Sozomenos looked affronted. Maniakes didn't care. Bagdasares looked troubled. That worried the Avtokrator. Bagdasares said, «Judging a wizard's truthfulness by sorcerous means is different from gauging that of an ordinary man. Mages have too many subtle ways to confuse the results of such examinations.»
«I was afraid you were going to say something like that,» Maniakes said unhappily. He studied Phosteinos and Sozomenos. Both of them fairly radiated candor; had they been lamps, he would have had to shield his eyes against their glow. What Bagdasares told him meant he would have to gauge whether they were telling the truth by his usual, mundane complement of senses—either that or try to drag truth out of them by torture. He wasn't fond of torture; under the lash or more ingenious means of interrogation, people were too apt to say whatever they thought likeliest to make the pain stop.
Reluctantly, he decided he believed the two sorcerers from Serrhes. That left one last thing to do. Turning to Broios and Vetranios, he said, «And now to deal with the two of you.»
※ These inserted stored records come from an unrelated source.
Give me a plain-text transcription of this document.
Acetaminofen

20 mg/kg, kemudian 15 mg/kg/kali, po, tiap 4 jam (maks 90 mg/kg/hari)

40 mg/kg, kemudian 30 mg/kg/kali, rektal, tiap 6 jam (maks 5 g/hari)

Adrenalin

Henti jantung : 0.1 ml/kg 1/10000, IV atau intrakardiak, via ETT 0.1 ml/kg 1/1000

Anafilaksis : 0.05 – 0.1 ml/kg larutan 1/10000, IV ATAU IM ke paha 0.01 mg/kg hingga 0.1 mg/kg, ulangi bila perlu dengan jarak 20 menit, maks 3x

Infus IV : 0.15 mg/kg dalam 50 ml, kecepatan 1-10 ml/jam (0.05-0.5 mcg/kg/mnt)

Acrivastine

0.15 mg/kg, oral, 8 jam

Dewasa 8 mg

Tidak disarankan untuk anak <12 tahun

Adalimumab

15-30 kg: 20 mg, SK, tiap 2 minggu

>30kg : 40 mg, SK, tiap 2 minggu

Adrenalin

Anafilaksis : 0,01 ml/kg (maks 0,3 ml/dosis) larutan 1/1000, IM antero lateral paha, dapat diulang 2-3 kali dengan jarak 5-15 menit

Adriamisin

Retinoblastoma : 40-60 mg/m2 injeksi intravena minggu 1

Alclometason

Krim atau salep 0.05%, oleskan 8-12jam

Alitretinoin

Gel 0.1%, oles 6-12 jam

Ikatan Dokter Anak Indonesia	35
Both merchants started. Both, Maniakes guessed, had hoped he'd forgotten about them. «What—what will you do with us, your Majesty?» Broios asked, his voice trembling.
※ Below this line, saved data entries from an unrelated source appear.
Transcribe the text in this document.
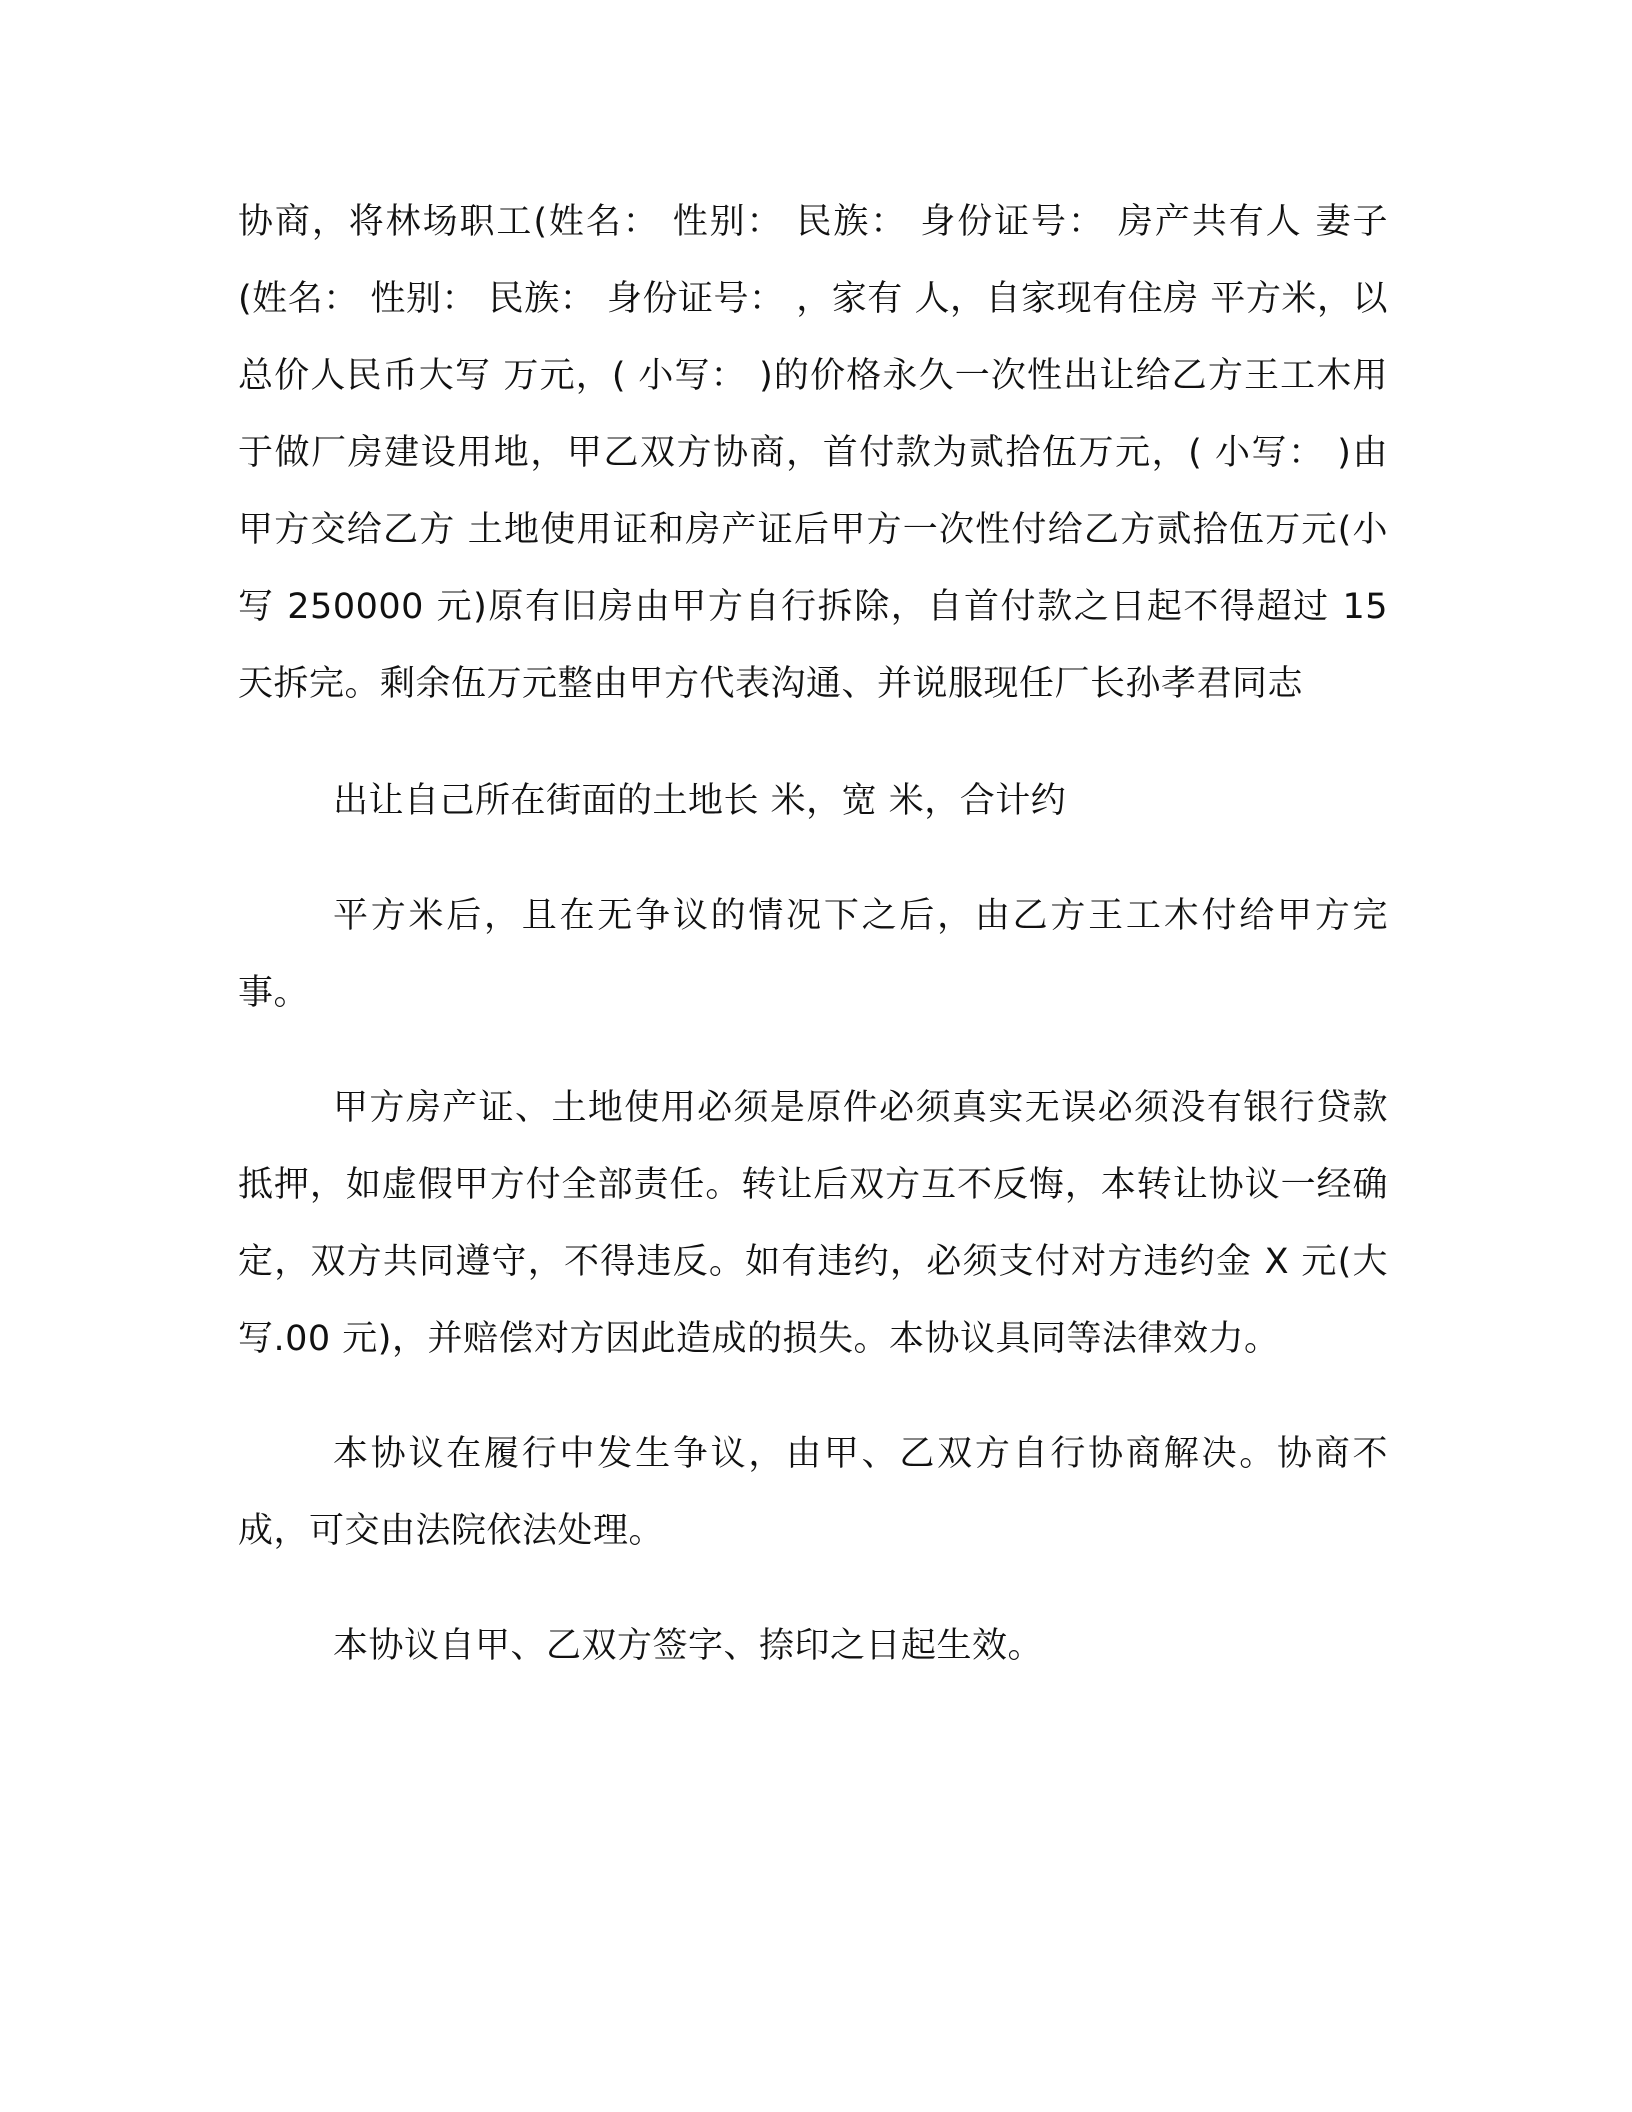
协商，将林场职工(姓名： 性别： 民族： 身份证号： 房产共有人 妻子(姓名： 性别： 民族： 身份证号： ，家有 人，自家现有住房 平方米，以总价人民币大写 万元，( 小写： )的价格永久一次性出让给乙方王工木用于做厂房建设用地，甲乙双方协商，首付款为贰拾伍万元，( 小写： )由甲方交给乙方 土地使用证和房产证后甲方一次性付给乙方贰拾伍万元(小写 250000 元)原有旧房由甲方自行拆除，自首付款之日起不得超过 15 天拆完。剩余伍万元整由甲方代表沟通、并说服现任厂长孙孝君同志

出让自己所在街面的土地长 米，宽 米，合计约

平方米后，且在无争议的情况下之后，由乙方王工木付给甲方完事。

甲方房产证、土地使用必须是原件必须真实无误必须没有银行贷款抵押，如虚假甲方付全部责任。转让后双方互不反悔，本转让协议一经确定，双方共同遵守，不得违反。如有违约，必须支付对方违约金 X 元(大写.00 元)，并赔偿对方因此造成的损失。本协议具同等法律效力。

本协议在履行中发生争议，由甲、乙双方自行协商解决。协商不成，可交由法院依法处理。

本协议自甲、乙双方签字、捺印之日起生效。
«I don't know which of you is worse,» Maniakes said. «You're both liars and cheats.» He stroked his beard while he thought, then suddenly smiled. Broios and Vetranios quailed under that smile. Maniakes took an ignoble but very real pleasure in passing sentence: «First, you are fined fifty goldpieces each—or their weight in perfect silver—for tampering with the currency. The money is due tomorrow. And second, both of you shall be sent out to the center of the square here between the city governor's residence and Phos' holy temple. There in the square, a Haloga will give each of you a sturdy kick in the arse. If you can't get honesty through your heads, maybe we can send it up from the other direction.»